Listen to BBC Radio 4 – The Philosopher’s Arms, Series 2, Theseus’ Ship – http://www.bbc.co.uk/programmes/b01lhgw8
How much of this is new? The pagan Greeks lavished many a story on the horrors of the Underworld, the punishments of the guilty in Tartarus. I believe we have much more about Tartarus than we have about Sheol (due to the conflicts in Jewish thinking about what happens after death).
We shouldn’t for one minute deceive ourselves that paradise and damnation were inventions of Christianity. They would be powerful and well-established ideas in world culture if Jesus had never been born.
Yes, one of the questions is always: Where did this idea come from?
Dr. Ehrman what I find fascinating is sin coupled with sex and the eucharist (presbyter who is punished severely for not fasting and for offering communion while in a state of fornication) and “who took the eucharist but then committed fornication (ch. 31)” So my question … when did Christianity begin to think of sex as sinful? Was it these words and connections? And also the introduction of FEAR rather Terror … Wow.
I suppose they *always* thought of some kinds of sex as sinful (e.g., adultery). Only later did some Christians begin to spurn sex of every kind. (Starts being attested esp. in the fourth century)
My belief is that the origins of “sex under any circumstance is bad” from the church came about this way. You have Jesus, who was apparently a virgin / unmarried etc, then you have people like Paul teaching that it was ideal/prefreable to be unmarried. The obvious reason why a person like Jesus, Paul was sex-less is that they thought the end was nigh. Having children is for the long-haul. The church obviously couldn’t think that since it would mean Jesus and Paul were incorrect in their beliefs about the world ending soon, so they discard that obvious explanation, and then think “they must have done it because ITS HOLY”, despite the fact that biblically speaking, purposefully abstaining from sex and reproduction is most certainly sinful and contrary to God’s plan.

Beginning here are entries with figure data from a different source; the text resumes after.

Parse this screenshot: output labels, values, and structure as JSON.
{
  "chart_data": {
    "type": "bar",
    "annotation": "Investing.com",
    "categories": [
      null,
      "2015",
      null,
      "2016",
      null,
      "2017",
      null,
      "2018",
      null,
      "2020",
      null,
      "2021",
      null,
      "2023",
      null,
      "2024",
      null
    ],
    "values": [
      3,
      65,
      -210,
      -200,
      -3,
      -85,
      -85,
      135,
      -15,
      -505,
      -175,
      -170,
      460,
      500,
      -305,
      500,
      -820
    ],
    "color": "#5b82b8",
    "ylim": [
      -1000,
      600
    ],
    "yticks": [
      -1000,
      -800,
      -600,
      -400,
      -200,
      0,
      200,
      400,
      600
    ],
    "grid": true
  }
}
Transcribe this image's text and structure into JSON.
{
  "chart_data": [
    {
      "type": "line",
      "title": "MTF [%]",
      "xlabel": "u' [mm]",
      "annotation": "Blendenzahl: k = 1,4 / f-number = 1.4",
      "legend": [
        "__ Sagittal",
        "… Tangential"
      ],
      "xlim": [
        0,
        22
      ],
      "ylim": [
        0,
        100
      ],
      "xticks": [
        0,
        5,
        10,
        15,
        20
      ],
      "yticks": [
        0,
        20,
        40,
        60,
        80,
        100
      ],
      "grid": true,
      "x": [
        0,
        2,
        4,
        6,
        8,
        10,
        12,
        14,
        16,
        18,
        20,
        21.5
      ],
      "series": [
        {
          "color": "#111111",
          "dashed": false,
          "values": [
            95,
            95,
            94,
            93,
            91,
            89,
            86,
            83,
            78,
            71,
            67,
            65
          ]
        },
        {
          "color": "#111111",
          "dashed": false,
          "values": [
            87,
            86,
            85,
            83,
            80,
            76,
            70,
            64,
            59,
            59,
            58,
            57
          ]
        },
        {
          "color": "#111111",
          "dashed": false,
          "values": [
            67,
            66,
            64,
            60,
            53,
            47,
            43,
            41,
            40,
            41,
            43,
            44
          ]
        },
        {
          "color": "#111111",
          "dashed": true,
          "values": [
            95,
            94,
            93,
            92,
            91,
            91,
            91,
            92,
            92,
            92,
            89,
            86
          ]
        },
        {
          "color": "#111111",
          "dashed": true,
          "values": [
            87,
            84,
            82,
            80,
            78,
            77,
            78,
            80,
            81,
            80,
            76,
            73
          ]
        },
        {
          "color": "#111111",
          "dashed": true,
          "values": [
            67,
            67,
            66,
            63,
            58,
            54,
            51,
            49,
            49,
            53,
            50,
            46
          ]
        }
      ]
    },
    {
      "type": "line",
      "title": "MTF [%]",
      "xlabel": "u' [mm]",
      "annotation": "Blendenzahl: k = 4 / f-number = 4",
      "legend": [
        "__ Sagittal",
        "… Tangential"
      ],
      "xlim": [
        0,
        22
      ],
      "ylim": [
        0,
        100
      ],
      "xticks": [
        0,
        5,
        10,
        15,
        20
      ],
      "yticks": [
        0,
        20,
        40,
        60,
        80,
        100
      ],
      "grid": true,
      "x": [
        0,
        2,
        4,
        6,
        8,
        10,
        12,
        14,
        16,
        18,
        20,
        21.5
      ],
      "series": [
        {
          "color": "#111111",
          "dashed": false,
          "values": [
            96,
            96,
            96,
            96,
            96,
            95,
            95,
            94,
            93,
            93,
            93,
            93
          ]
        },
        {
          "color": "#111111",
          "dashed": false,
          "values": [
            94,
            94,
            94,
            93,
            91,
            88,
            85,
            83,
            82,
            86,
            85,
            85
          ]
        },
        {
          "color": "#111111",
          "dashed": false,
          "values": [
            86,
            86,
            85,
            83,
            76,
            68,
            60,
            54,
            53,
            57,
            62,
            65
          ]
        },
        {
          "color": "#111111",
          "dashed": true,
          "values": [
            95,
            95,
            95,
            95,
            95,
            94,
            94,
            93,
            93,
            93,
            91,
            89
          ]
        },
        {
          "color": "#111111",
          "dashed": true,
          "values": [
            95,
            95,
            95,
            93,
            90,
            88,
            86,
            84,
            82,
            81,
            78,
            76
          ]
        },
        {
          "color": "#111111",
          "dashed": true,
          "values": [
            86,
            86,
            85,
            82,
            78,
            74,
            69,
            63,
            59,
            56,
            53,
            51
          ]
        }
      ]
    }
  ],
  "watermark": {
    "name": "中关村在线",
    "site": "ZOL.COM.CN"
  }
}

It’s similar to when people praise “pacifism” as a very holy and impressive thing (“wow, it’s impressive that Jesus, Ghandi, and MLK chose pacifism when they could have used their powers to violently overthrow their opponents), when in reality, these people were “pacifist” because they had no choice (they would have been squashed instantaneously if they were anything other than “pacifist”), but of course the church can’t see that Jesus was a “pacifist” because he had no other option, no, it must be because it is very holy to allow yourself to get steam rolled (which would also most certainly be a biblical sin, i.e. to allow some injustice to occur when you have the power and agency to prevent it or stop it). That’s my understanding on how chastity became a “good” thing in Christianity. It was a misunderstanding of why the few people that were virgins in the bible, were virgins.
Visions/physical appearance of Jesus after resurrection grow and embellished over time as books are written
Mark, Luke, Matthew, John, acts .
The stories are different as the authors try to make the resurrection more believable by adding details and claims which can’t be refuted as all the eyewitness have died long ago.
“There have been some vain individuals, who, with a presumption that betrays the grossest folly, have forged a Revelation of Paul…” Poor Augustine, his “audacity might be tolerable, had he said that” the only time forgery matters is when it’s not confirmed by the “orthodox church.” Rejected forgery is heretical, confirmed forgery is canonical!
Go Heels!
They had a great game on Friday. Now, tonight, the moment of truth!